What was it Harlot had said once on a Low Thursday? “The aim of these gatherings is to acquaint you with the factology of facts. One has to know whether one is dealing with the essential or the circumferential fact. Historical data, after all, tend to be not particularly factual and subject to revision by later researchers. You must look to start, therefore, with the fact that cannot be smashed into subparticles of fact.”

Norman Mailer, Harlot’s Ghost, p. 1281

Mailer wrote that in 1991. Almost forty years earlier, he had another of his protagonists recognize that “nothing is harder to discover than a simple fact.” Students know this too, as do their teachers. It’s not easy to know things.
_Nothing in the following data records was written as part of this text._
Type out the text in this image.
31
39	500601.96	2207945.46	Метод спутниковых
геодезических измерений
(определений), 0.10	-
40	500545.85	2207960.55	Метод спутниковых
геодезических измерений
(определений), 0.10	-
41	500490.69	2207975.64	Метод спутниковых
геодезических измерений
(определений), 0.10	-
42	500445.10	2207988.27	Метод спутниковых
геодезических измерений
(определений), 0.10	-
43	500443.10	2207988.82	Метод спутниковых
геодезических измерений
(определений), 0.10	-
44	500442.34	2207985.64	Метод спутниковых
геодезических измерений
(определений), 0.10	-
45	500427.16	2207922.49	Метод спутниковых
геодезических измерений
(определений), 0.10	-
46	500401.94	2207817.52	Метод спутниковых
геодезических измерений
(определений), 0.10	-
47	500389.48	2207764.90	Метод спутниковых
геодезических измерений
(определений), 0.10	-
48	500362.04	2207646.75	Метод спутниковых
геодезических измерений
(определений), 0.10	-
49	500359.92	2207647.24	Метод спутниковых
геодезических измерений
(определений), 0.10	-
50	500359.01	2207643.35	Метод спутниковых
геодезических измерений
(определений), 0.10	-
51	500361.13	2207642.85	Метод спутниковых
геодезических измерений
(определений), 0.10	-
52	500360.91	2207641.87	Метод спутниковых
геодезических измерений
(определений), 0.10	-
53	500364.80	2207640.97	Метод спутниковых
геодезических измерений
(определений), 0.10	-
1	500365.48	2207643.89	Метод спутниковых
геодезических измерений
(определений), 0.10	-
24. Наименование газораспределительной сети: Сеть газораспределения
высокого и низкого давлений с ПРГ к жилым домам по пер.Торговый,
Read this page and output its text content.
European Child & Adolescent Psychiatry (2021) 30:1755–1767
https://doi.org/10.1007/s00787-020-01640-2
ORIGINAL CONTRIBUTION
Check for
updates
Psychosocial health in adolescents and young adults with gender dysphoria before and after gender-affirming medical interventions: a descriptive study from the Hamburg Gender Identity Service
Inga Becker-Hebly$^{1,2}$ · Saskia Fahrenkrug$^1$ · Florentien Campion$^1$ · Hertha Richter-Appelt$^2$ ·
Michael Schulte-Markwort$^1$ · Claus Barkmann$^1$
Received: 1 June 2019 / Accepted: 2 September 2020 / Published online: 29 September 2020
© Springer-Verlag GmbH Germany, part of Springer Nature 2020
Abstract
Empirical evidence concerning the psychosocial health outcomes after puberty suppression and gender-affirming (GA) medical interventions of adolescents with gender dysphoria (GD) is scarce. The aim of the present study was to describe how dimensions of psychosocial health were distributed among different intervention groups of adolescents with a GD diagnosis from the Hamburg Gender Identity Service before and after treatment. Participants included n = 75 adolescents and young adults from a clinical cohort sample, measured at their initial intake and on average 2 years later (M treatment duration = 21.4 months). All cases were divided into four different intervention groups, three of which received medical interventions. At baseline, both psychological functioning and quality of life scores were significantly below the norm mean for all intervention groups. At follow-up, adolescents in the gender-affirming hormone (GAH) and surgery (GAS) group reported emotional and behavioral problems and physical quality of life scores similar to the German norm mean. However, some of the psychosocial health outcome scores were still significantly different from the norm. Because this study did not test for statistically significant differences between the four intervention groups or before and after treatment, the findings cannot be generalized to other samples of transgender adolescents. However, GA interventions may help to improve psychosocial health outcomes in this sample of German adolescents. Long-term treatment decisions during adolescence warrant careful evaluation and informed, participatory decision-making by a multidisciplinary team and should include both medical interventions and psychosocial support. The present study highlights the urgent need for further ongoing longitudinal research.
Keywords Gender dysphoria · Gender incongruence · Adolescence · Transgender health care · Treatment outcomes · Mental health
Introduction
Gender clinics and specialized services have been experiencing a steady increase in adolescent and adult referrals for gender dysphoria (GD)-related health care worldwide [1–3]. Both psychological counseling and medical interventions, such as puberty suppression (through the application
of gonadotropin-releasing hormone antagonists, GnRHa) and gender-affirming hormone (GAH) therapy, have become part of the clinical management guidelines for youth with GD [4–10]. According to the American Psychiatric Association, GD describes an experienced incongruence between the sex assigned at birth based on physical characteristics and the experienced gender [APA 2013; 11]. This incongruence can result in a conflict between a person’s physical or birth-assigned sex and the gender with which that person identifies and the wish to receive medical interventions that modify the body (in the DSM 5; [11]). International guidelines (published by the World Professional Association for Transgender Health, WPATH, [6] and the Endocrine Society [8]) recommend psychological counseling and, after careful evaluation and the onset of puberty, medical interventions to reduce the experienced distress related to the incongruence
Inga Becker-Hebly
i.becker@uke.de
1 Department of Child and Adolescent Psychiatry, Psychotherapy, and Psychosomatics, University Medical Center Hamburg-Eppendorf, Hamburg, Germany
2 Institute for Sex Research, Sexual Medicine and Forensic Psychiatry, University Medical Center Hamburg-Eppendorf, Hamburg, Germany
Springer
I’m going to try to help. Over twelve weeks I will hold eleven talks, sometimes high, sometimes low, about the craft of research. Every week I’ll no doubt write a blog post as I’m working out what to say in the talk. Last year I found it to be invigorating work and I’m looking forward to seeing what I come up with this time around. I will try to reign in my natural paranoia and acquired cynicism, but I will not sugarcoat the nuts and bolts of scholarship, the difficulty they imply. There’s a reason they call it an an academic discipline.